Because this is it, the community of fleeting moments. And it’s true, the real story is even more incredulous than the one you tell yourself.

The Sailor’s Advice

Learn to navigate your days. Never set your course by the moon. Pay attention to the stars. Lean into the wind.

Remember, there is always the swift pace of passing years. You will feel this acutely while trying to grab the day by its throat.

Grit your jaw.

Steady as she goes.

Grandma’s Prophesy

There will be violence, there will be sex, there will be brothels in every town.

Waves of tears will continue to flow; death will remain a timeless character. For the vast majority of people this controversy will never go away.

The generational differences between the young and the old, however, will remain a source of amusement.

Brad and Angie will call it quits. They love each other intensely but want other things out of life.

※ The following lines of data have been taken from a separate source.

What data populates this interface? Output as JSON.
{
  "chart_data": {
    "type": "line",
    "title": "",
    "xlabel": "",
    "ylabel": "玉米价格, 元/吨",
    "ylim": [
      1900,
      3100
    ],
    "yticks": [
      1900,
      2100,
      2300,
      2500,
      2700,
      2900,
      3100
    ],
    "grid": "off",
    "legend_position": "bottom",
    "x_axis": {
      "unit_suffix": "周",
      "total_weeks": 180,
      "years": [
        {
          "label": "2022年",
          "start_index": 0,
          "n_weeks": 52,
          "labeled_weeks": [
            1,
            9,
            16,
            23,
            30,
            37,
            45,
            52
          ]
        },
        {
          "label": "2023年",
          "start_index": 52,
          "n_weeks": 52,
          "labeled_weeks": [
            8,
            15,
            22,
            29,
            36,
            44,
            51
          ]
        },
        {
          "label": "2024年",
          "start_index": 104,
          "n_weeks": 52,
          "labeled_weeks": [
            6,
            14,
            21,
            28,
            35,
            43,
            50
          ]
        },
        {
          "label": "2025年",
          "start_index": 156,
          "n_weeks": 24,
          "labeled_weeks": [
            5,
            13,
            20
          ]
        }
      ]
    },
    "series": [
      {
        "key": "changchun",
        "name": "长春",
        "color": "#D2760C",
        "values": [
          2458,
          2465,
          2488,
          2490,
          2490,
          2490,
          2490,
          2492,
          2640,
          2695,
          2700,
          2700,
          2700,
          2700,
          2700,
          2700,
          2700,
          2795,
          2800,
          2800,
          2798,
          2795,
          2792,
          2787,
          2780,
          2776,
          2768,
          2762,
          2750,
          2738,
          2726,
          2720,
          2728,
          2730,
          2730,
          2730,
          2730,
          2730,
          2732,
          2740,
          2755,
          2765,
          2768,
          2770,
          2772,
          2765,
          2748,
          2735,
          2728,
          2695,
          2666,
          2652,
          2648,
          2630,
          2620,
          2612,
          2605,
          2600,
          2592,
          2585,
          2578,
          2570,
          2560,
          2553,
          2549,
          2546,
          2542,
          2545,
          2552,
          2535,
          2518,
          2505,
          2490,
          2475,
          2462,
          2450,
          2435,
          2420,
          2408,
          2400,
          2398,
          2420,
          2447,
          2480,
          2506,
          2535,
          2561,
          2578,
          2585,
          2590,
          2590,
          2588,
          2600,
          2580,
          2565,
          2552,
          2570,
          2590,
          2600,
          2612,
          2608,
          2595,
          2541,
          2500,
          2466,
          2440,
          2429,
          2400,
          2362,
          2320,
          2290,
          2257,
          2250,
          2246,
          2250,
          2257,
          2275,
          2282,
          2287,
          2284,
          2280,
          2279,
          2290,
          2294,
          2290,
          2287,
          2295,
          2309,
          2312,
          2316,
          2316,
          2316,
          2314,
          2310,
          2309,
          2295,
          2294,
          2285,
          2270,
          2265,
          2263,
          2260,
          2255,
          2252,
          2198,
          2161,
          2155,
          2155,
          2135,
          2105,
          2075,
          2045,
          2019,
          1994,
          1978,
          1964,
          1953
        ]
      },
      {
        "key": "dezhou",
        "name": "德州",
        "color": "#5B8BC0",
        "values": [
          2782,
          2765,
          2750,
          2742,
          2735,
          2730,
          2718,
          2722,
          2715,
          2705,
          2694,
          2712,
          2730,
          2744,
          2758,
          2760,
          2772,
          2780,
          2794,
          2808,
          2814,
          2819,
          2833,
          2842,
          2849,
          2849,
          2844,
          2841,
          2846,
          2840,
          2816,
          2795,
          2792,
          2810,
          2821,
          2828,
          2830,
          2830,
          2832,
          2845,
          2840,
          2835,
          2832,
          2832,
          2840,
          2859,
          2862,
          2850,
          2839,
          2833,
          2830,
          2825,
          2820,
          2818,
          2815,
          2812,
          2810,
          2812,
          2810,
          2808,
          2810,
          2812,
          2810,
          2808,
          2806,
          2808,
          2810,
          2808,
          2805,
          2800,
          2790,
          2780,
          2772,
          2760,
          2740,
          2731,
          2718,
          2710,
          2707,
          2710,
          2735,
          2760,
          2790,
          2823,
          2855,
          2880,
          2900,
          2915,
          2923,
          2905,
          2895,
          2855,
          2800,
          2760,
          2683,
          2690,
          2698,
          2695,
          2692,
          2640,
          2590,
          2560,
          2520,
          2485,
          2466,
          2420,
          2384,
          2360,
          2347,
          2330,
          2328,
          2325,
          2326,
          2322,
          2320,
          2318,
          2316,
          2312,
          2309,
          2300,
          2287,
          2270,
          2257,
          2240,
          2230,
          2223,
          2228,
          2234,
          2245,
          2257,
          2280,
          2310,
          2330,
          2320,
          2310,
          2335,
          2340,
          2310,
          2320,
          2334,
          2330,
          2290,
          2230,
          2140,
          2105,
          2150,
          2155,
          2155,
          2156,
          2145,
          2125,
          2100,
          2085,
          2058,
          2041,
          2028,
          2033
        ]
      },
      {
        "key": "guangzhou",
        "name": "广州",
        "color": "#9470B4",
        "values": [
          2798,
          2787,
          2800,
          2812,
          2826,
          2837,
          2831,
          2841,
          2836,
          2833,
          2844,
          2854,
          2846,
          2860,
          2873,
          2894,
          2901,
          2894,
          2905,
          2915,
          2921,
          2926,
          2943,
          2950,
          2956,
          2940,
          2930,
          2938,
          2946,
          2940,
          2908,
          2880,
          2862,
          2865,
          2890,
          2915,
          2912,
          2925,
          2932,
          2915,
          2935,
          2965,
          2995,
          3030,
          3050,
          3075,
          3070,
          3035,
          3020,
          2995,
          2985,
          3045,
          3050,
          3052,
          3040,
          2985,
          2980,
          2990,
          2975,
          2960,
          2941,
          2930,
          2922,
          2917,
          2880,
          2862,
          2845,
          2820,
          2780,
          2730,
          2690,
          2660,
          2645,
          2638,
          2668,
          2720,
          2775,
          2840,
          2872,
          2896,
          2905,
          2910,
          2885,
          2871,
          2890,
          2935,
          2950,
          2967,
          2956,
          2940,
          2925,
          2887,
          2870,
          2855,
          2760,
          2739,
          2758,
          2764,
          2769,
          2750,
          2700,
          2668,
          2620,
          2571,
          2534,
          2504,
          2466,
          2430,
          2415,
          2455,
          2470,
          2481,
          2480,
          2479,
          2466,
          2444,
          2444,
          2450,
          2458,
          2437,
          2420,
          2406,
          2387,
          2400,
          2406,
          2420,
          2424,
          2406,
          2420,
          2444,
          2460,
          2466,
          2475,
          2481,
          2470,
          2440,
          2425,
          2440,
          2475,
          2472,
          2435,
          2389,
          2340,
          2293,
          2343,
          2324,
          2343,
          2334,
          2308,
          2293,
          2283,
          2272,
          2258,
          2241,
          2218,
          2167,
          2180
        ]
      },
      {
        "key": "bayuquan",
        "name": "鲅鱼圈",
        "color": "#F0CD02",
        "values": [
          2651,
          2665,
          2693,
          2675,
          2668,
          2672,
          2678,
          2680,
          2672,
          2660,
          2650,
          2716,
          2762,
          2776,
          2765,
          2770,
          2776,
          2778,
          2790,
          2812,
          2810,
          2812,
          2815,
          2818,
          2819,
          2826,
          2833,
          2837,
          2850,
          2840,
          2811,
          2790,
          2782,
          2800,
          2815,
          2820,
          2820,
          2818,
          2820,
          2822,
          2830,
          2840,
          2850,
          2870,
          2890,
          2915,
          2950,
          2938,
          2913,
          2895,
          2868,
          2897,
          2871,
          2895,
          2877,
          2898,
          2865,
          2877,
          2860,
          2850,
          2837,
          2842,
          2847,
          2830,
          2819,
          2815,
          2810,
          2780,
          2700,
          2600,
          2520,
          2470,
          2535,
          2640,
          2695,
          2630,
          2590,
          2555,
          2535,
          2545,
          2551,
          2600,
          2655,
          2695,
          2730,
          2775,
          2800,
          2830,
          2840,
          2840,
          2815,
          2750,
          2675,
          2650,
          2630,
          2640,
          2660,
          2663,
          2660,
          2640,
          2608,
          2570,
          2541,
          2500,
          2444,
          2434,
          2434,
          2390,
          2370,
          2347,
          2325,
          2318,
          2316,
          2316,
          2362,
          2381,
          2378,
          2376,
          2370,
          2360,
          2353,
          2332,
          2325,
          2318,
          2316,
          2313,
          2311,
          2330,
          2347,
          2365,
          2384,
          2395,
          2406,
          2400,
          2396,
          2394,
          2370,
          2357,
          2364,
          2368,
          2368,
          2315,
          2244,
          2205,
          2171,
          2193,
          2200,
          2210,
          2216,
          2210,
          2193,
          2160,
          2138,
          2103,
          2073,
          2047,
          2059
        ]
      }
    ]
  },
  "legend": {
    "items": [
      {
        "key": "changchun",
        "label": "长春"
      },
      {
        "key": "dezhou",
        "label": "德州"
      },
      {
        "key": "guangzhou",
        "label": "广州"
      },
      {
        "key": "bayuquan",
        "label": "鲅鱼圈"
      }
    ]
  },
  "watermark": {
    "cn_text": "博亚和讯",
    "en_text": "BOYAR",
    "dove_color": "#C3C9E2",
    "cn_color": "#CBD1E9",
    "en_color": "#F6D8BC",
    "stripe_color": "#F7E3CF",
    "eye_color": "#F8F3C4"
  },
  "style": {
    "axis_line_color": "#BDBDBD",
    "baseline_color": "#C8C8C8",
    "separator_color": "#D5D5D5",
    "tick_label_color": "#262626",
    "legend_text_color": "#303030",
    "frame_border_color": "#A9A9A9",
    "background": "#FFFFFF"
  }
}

You, on the other hand, will never get everything you want. Your father will continue to take his helping of wives. Pay attention! Your mother will continue to shovel snow.

Advice Ancient and Modern

To ensure that a change in life or in love will be good, the ancient advice is to throw hot stones against the door where you are living. Besides providing you with temporary good luck, this action will also cause all liquids in the vicinity to flow more freely. Rivers will become fast flowing; heavy rain will be unleashed from suddenly ashen skies; your blood will quicken its course through your body, causing your face to flush, your muscles to strengthen, and your energy level to soar.

You will need this energy. Because along with good luck comes bad luck, often in the form of malevolent spirits that will tamper with your liquid moments, causing your thoughts to become like rooms filled with landmines, causing gleefulness to vanish, dread to be restored.

The modern advice says there are several strenuous things you must do to ensure that bad luck doesn’t gain the upper hand, but so far we don’t quite know what these strenuous things might be.

Perhaps there’s a list somewhere.

Maybe you can find it.

Or figure one out.

The only advice I know is to wear yellow and hold your breath.

Vibe

You’re only as good as your last YouTube video.